I have never considered myself an artist; I mean, I can draw a few simple objects to get a point across, but certainly not something as detailed as a face. My assignment this week for Learning & Cognition class was to search the internet for a picture of a stranger, study it for one minute, hide the picture but create an image of it in my head, then sketch it and reflect upon the activity. I asked my husband to find a picture for me, and here’s what he found.

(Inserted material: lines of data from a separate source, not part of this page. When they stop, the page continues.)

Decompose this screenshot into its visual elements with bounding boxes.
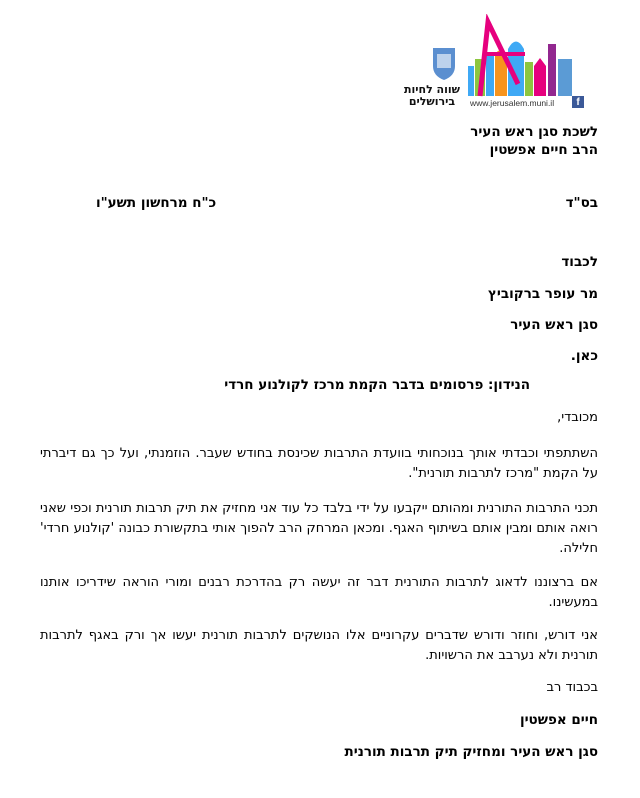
recipient-title: סגן ראש העיר: [510, 317, 598, 333]
letter-date: כ"ח מרחשון תשע"ו: [96, 195, 217, 211]
recipient-to: לכבוד: [561, 254, 598, 270]
facebook-icon[interactable]: f: [572, 96, 584, 108]
greeting: מכובדי,: [557, 410, 598, 425]
subject-line: הנידון: פרסומים בדבר הקמת מרכז לקולנוע חרדי: [224, 377, 530, 393]
paragraph-3: אם ברצוננו לדאוג לתרבות התורנית דבר זה יעשה רק בהדרכת רבנים ומורי הוראה שידריכו אותנו במעשינו.: [40, 575, 598, 610]
recipient-name: מר עופר ברקוביץ: [488, 286, 598, 302]
paragraph-1: השתתפתי וכבדתי אותך בנוכחותי בוועדת התרבות שכינסת בחודש שעבר. הוזמנתי, ועל כך גם דיברתי על הקמת "מרכז לתרבות תורנית".: [40, 446, 598, 481]
closing-name: חיים אפשטין: [519, 712, 598, 728]
letterhead-logo: [400, 14, 600, 114]
paragraph-4: אני דורש, וחוזר ודורש שדברים עקרוניים אלו הנושקים לתרבות תורנית יעשו אך ורק באגף לתרבות תורנית ולא נערבב את הרשויות.: [40, 628, 598, 663]
closing-title: סגן ראש העיר ומחזיק תיק תרבות תורנית: [344, 744, 598, 760]
bsd-mark: בס"ד: [565, 195, 598, 211]
paragraph-2: תכני התרבות התורנית ומהותם ייקבעו על ידי בלבד כל עוד אני מחזיק את תיק תרבות תורנית וכפי שאני רואה אותם ומבין אותם בשיתוף האגף. ומכאן המרחק הרב להפוך אותי בתקשורת כבונה 'קולנוע חרדי' חלילה.: [40, 501, 598, 556]
sender-name: הרב חיים אפשטין: [489, 142, 598, 158]
website-url[interactable]: www.jerusalem.muni.il: [470, 98, 555, 108]
emblem-icon: [433, 48, 455, 80]
sender-office: לשכת סגן ראש העיר: [470, 124, 598, 140]
recipient-here: כאן.: [570, 348, 598, 364]
closing-regards: בכבוד רב: [546, 680, 598, 695]
slogan: שווה לחיות בירושלים: [403, 83, 461, 108]
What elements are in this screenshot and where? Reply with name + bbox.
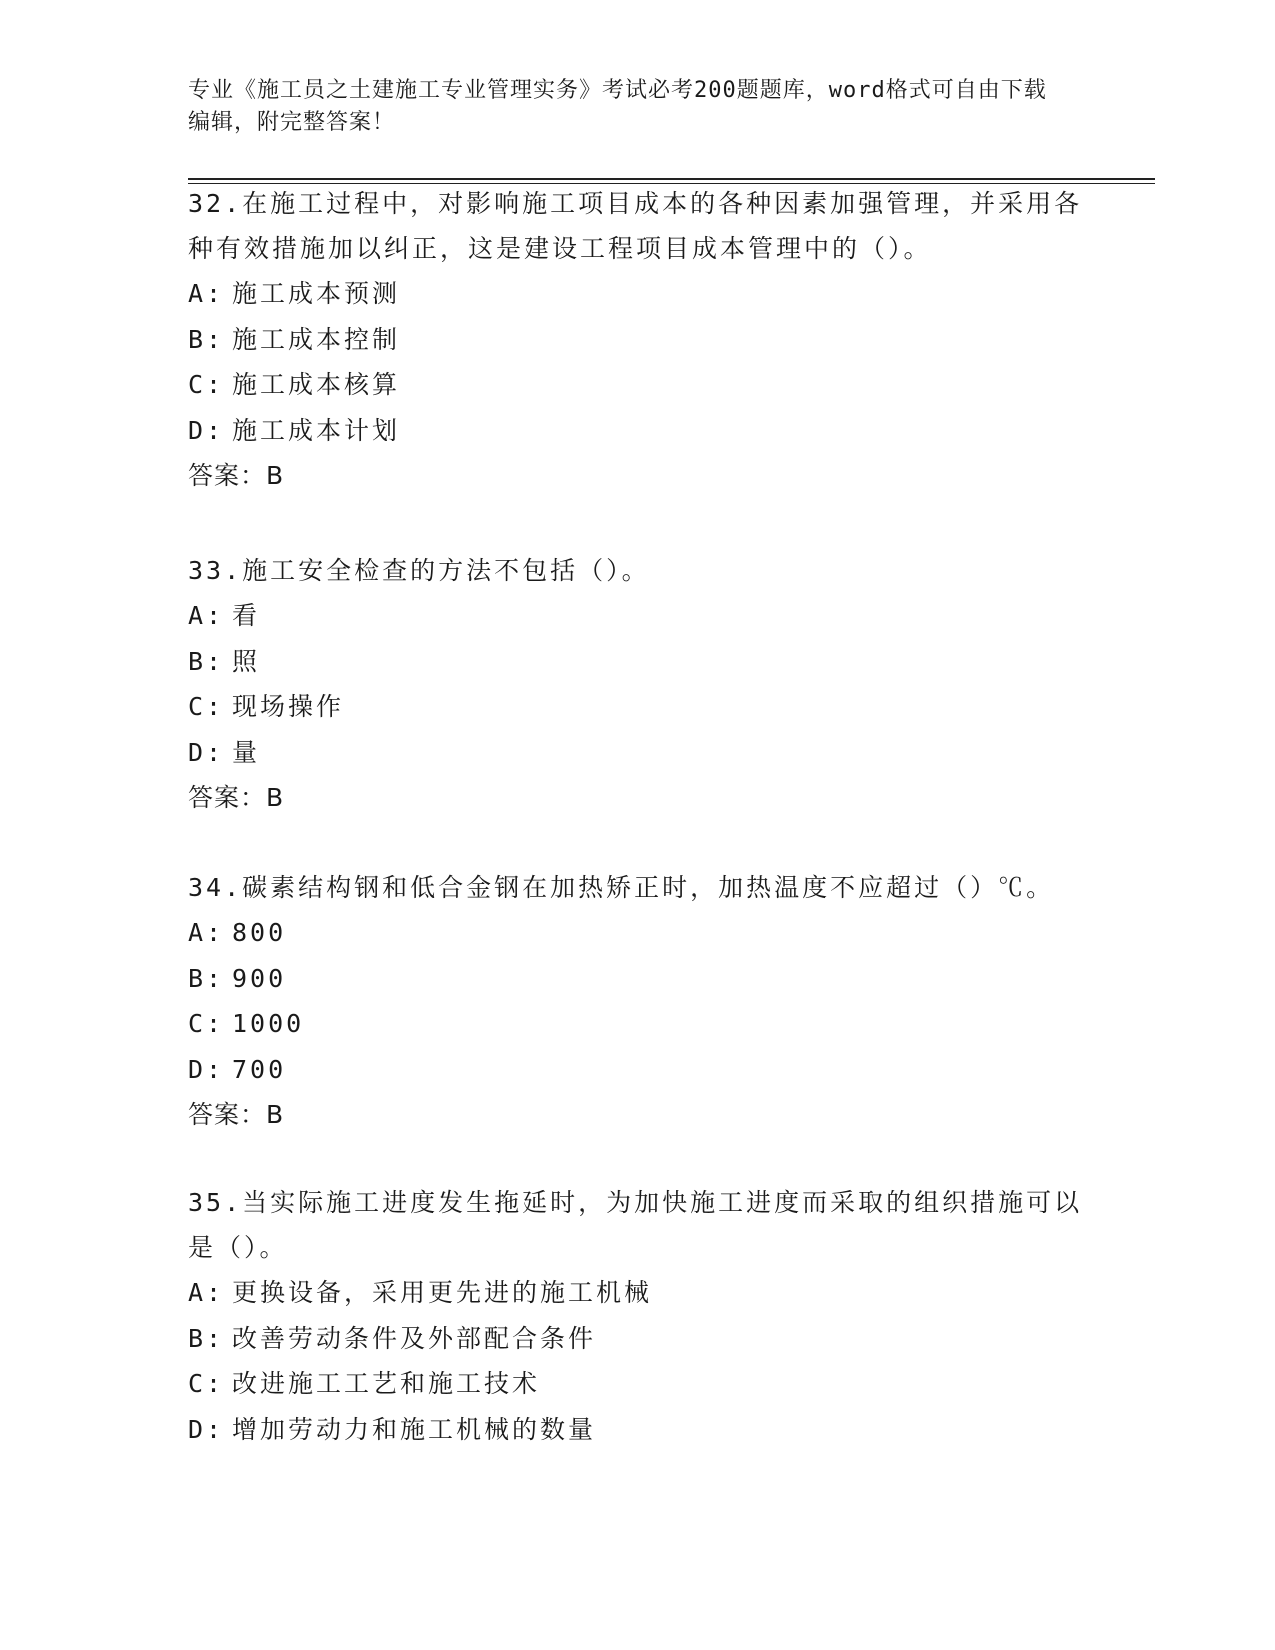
option-a [188,1270,1088,1316]
option-text: 照 [232,646,261,676]
option-key: C: [188,370,225,399]
option-d [188,1407,1088,1453]
option-key: D: [188,1414,225,1444]
option-key: A: [188,918,225,947]
option-b [188,1316,1088,1362]
option-text: 800 [232,918,287,947]
question-stem: 34.碳素结构钢和低合金钢在加热矫正时，加热温度不应超过（）℃。 [188,873,1055,902]
option-text: 看 [232,601,261,630]
option-b [188,639,1088,685]
header-divider-thick [188,178,1155,180]
option-d [188,408,1088,454]
option-key: D: [188,737,225,767]
option-b [188,317,1088,363]
question-35 [188,1180,1088,1452]
option-text: 施工成本预测 [232,279,401,308]
option-key: D: [188,1054,225,1084]
option-key: B: [188,1323,225,1353]
question-stem: 32.在施工过程中，对影响施工项目成本的各种因素加强管理，并采用各种有效措施加以纠正，这是建设工程项目成本管理中的（）。 [188,189,1083,263]
option-key: B: [188,646,225,676]
option-key: D: [188,415,225,445]
option-c [188,362,1088,408]
option-text: 施工成本控制 [232,324,401,354]
option-a [188,271,1088,317]
option-text: 更换设备，采用更先进的施工机械 [232,1278,653,1307]
option-a [188,593,1088,639]
option-text: 700 [232,1054,287,1084]
option-text: 量 [232,737,261,767]
option-text: 施工成本核算 [232,370,401,399]
option-text: 1000 [232,1009,305,1038]
document-header: 专业《施工员之土建施工专业管理实务》考试必考200题题库，word格式可自由下载编辑，附完整答案！ [188,78,1047,135]
option-text: 现场操作 [232,692,345,721]
option-a [188,910,1088,956]
option-key: A: [188,1278,225,1307]
question-answer: 答案：B [188,783,285,812]
option-text: 改善劳动条件及外部配合条件 [232,1323,597,1353]
option-c [188,1001,1088,1047]
option-key: A: [188,601,225,630]
option-b [188,956,1088,1002]
question-answer: 答案：B [188,1100,285,1129]
question-33 [188,548,1088,821]
option-c [188,1361,1088,1407]
question-34 [188,865,1088,1138]
option-d [188,1047,1088,1093]
option-key: B: [188,963,225,993]
option-key: B: [188,324,225,354]
option-key: A: [188,279,225,308]
option-key: C: [188,1369,225,1398]
question-answer: 答案：B [188,461,285,490]
option-text: 900 [232,963,287,993]
question-32 [188,181,1088,499]
question-stem: 35.当实际施工进度发生拖延时，为加快施工进度而采取的组织措施可以是（）。 [188,1188,1083,1262]
option-key: C: [188,1009,225,1038]
option-c [188,684,1088,730]
option-d [188,730,1088,776]
option-text: 施工成本计划 [232,415,401,445]
option-text: 改进施工工艺和施工技术 [232,1369,541,1398]
option-text: 增加劳动力和施工机械的数量 [232,1414,597,1444]
option-key: C: [188,692,225,721]
question-stem: 33.施工安全检查的方法不包括（）。 [188,556,650,585]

When I studied it, I focused on features such as the shortly cut hair, dark brown eyes, the unsymmetrical nose and lips, and the white t-shirt. Once I turned the screen off, I was able to hold the picture in my mind fairly easily, but when I started sketching it out, my poor skills totally morphed what I saw in my head, and then the imagery in my head decayed. I remembered how he seemed to be sitting forward, and I simply cannot portray that in a picture. What I drew first was the hair and eyes because those stuck out to me the most. I cannot draw noses or lips correctly, but I attempted the crookedness of them. The ears are totally out of proportion, and I forgot the goatie altogether.
It was so easy to find a picture of a perfect stranger on the internet; ask me to do this 20 years ago, and I would have reached for the newspaper or a magazine. Now I can search for almost anything and find a plethora of visuals to stimulate my students’ brains. I use a lot of visuals in my teaching – there are just some things that are shown better in pictures and videos than just explained, such as phototropism in plants or how waves weather and erode cliffs – I am so glad to have technology to “see the world.”